Two top Food and Drug Administration officials resigned Tuesday over the Biden administration's announced plans to roll out COVID-19 booster shots before the agency had approved the inoculations, Politico reports.
Dr. Marion Gruber, director of the FDA's Office of Vaccines Research and Review, and her deputy, Dr. Philip Krause, plan to leave the FDA within the next three months, BioCentury first reported.
The FDA announced the resignations Tuesday.
One former senior FDA leader told Politico that Gruber and Krause were leaving because they felt that the Centers for Disease Control and Prevention had been making vaccine decisions that should have been left to the FDA.
They were also upset with top FDA vaccine official Peter Marks for not insisting that these decisions be made by the agency, Politico said.
The Biden administration announced last month that most people will be offered a COVID-19 booster shot about eight months after vaccination – the final straw for Gruber and Krause, the Politico source said.
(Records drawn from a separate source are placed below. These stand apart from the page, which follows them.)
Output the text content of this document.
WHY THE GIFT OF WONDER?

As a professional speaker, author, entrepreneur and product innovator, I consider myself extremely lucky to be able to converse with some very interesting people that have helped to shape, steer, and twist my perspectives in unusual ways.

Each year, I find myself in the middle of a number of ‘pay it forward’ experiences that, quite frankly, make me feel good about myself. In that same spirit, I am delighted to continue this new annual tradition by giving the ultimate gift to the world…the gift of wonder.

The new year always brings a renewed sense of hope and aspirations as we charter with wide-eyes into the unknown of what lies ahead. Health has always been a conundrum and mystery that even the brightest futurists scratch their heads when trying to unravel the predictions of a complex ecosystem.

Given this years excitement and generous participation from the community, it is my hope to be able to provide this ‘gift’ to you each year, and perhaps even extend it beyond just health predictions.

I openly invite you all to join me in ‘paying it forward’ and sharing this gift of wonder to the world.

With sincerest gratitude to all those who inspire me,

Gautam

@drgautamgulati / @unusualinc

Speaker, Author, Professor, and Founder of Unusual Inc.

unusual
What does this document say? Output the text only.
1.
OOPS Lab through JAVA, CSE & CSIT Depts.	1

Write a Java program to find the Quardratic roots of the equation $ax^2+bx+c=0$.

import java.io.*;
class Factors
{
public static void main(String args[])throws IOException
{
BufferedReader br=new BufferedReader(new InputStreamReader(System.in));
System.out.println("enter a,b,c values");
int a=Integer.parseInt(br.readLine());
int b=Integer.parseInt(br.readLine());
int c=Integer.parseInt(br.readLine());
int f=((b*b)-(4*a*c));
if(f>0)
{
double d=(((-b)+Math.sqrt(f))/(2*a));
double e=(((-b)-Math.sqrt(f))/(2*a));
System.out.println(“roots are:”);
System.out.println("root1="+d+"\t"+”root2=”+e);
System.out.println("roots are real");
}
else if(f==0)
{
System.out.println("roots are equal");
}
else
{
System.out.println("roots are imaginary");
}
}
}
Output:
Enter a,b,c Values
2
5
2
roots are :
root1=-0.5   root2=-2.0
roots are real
Former Trump administration officials are also angry over Biden's approach to boosters after being criticized for pressuring the agency on drug and vaccine decisions.
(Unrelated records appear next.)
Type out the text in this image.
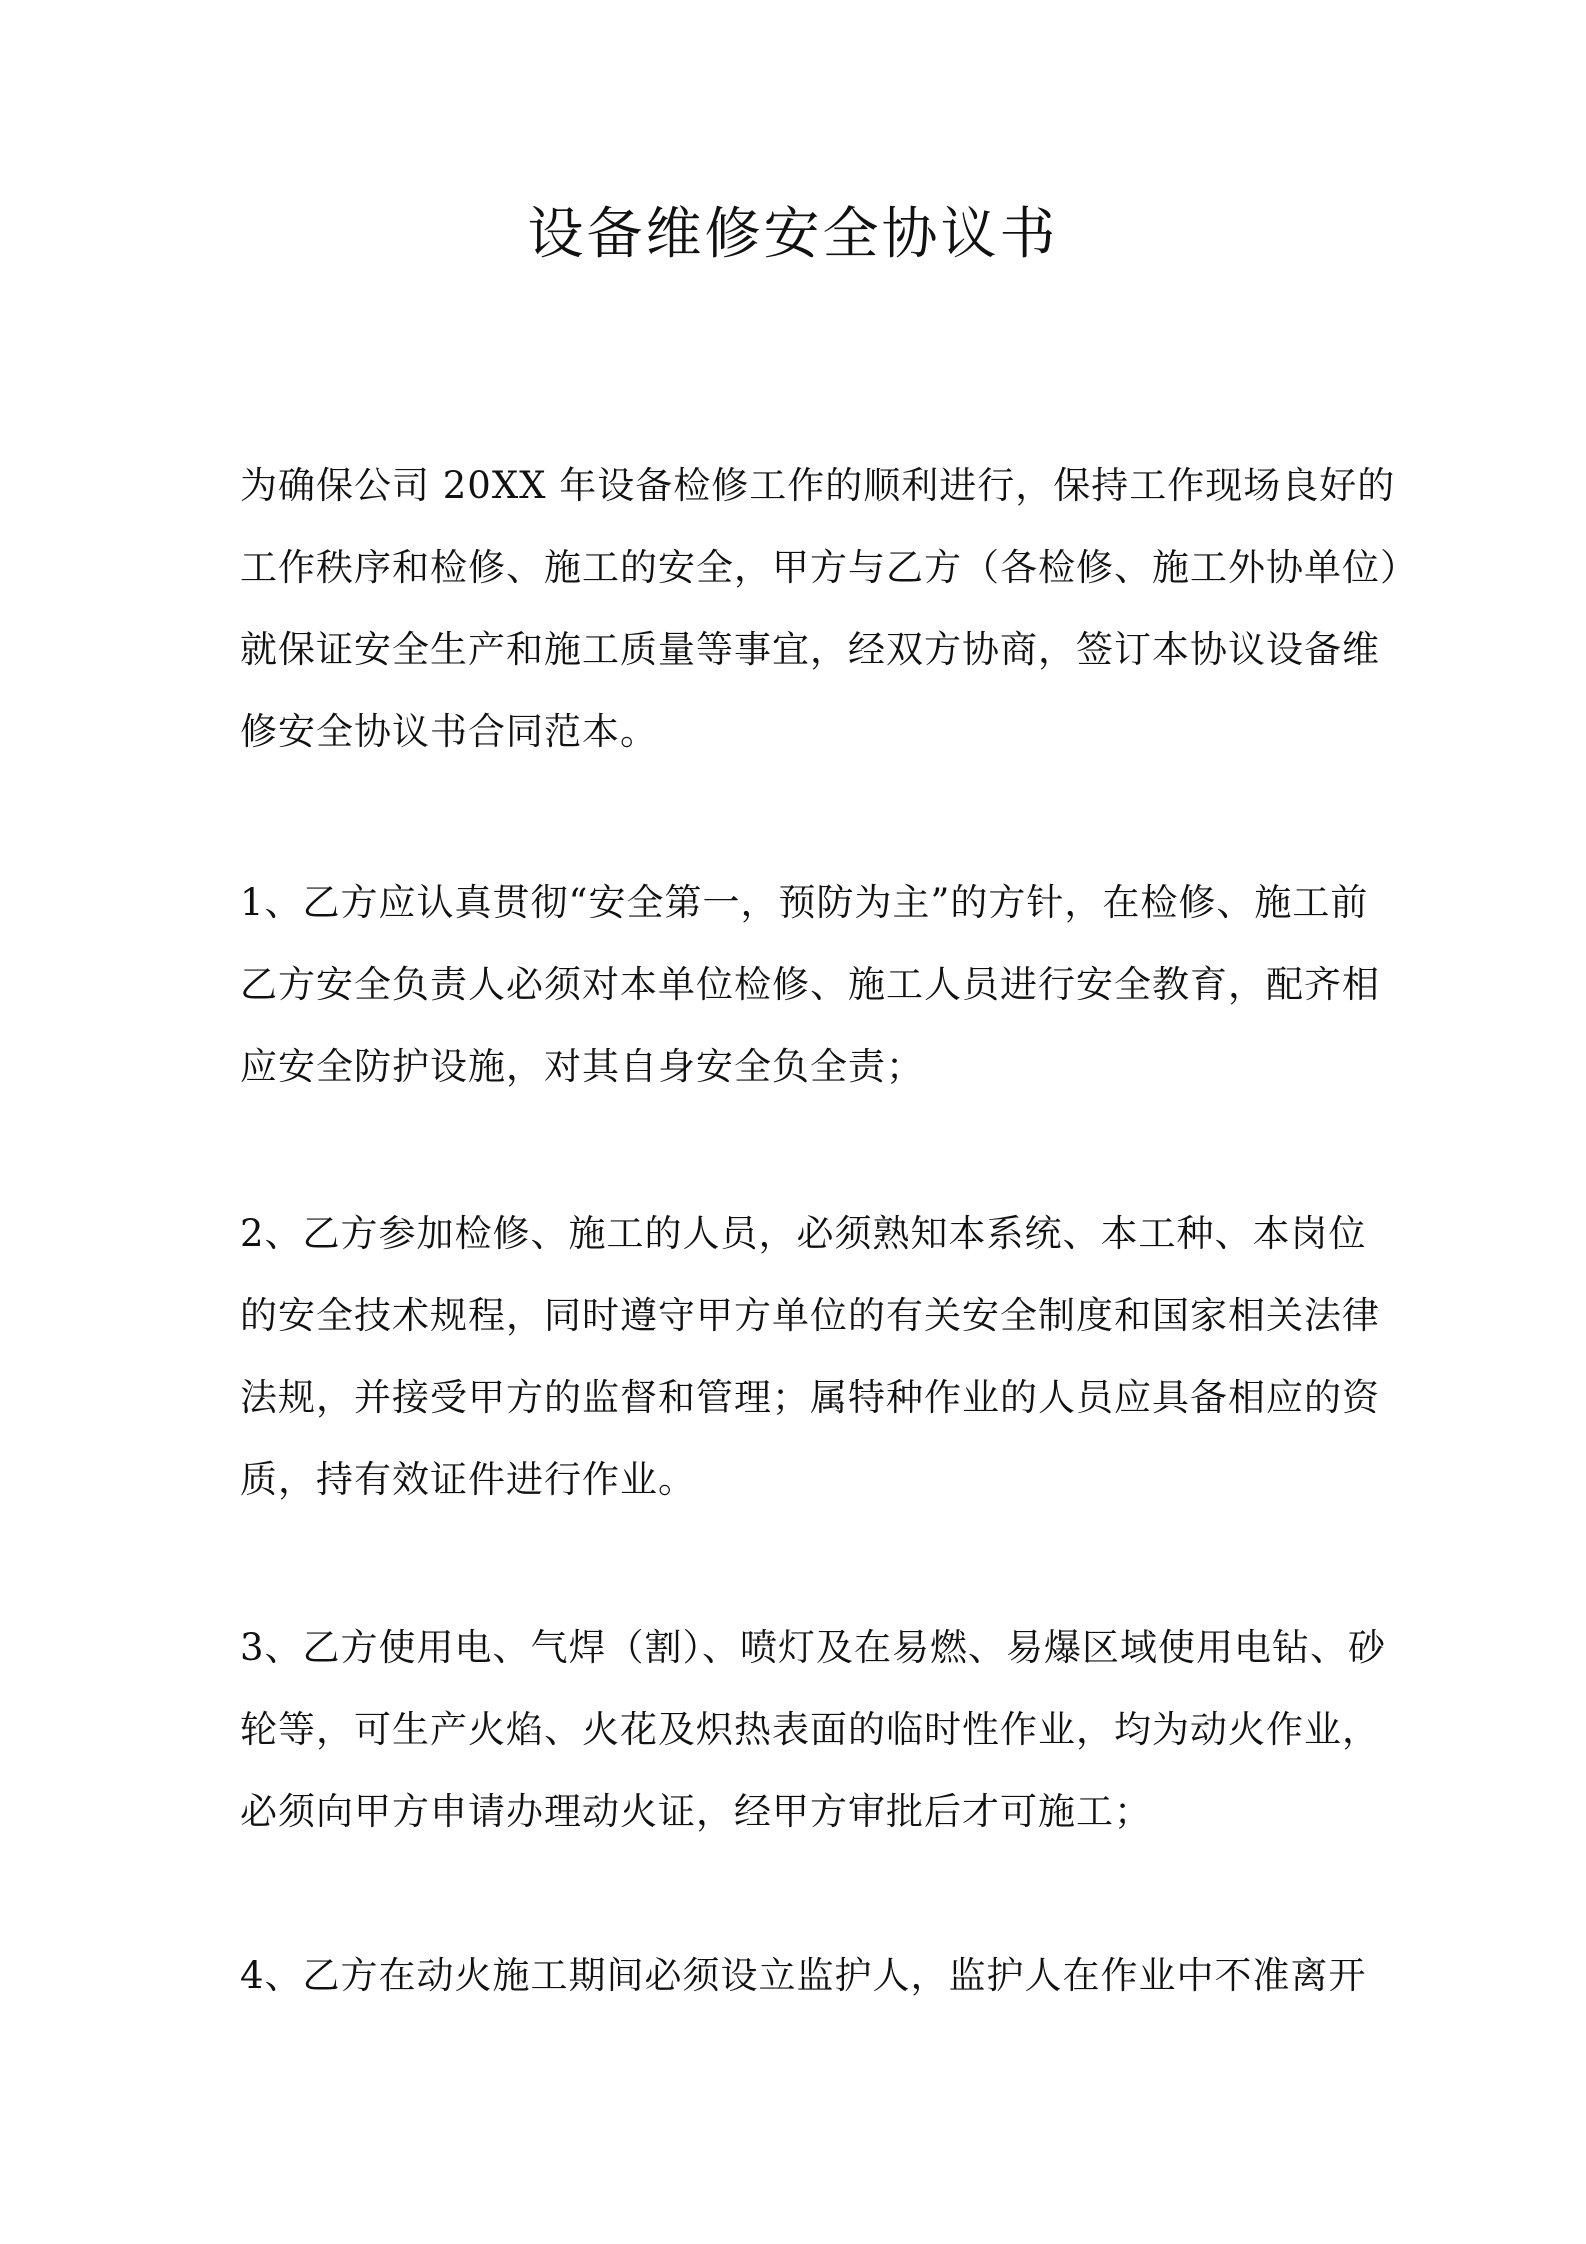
设备维修安全协议书
为确保公司 20XX 年设备检修工作的顺利进行，保持工作现场良好的
工作秩序和检修、施工的安全，甲方与乙方（各检修、施工外协单位）
就保证安全生产和施工质量等事宜，经双方协商，签订本协议设备维
修安全协议书合同范本。
1、乙方应认真贯彻“安全第一，预防为主”的方针，在检修、施工前
乙方安全负责人必须对本单位检修、施工人员进行安全教育，配齐相
应安全防护设施，对其自身安全负全责；
2、乙方参加检修、施工的人员，必须熟知本系统、本工种、本岗位
的安全技术规程，同时遵守甲方单位的有关安全制度和国家相关法律
法规，并接受甲方的监督和管理；属特种作业的人员应具备相应的资
质，持有效证件进行作业。
3、乙方使用电、气焊（割）、喷灯及在易燃、易爆区域使用电钻、砂
轮等，可生产火焰、火花及炽热表面的临时性作业，均为动火作业，
必须向甲方申请办理动火证，经甲方审批后才可施工；
4、乙方在动火施工期间必须设立监护人，监护人在作业中不准离开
Politico, which spoke to 11 current and former health officials, said the FDA "is facing a potential mutiny among its staff and outside vaccine advisers, several of whom feel cut out of key decisions and who view the plan to offer boosters to all adults as premature and unnecessary."
The news outlet, based on its sources, said there is little coordination between federal health agencies, even as two top FDA officials try to guide the booster rollout.
"We understand the importance of additional vaccine doses for control of this pandemic and will move as rapidly as possible to evaluate all submissions," an FDA spokesperson told Politico.
"Responding to this pandemic requires an all of government approach. FDA has and will continue to make regulatory decisions. And the [Centers for Disease Control and Prevention’s vaccine advisory committee] will continue to make clinical recommendations."
White House coronavirus czar Jeff Zients said Tuesday the decision to start booster shots "was made by and announced by the nation's leading public health officials," including the acting FDA commissioner, the CDC director, the surgeon general, the director of the National Institutes of Health, and others.
A senior health official with direct knowledge of the situation told Politico that political appointees within the White House largely steered Biden's booster announcement.
Pfizer completed its initial booster application on Aug. 27, but it was unclear when Moderna and Johnson & Johnson might do likewise.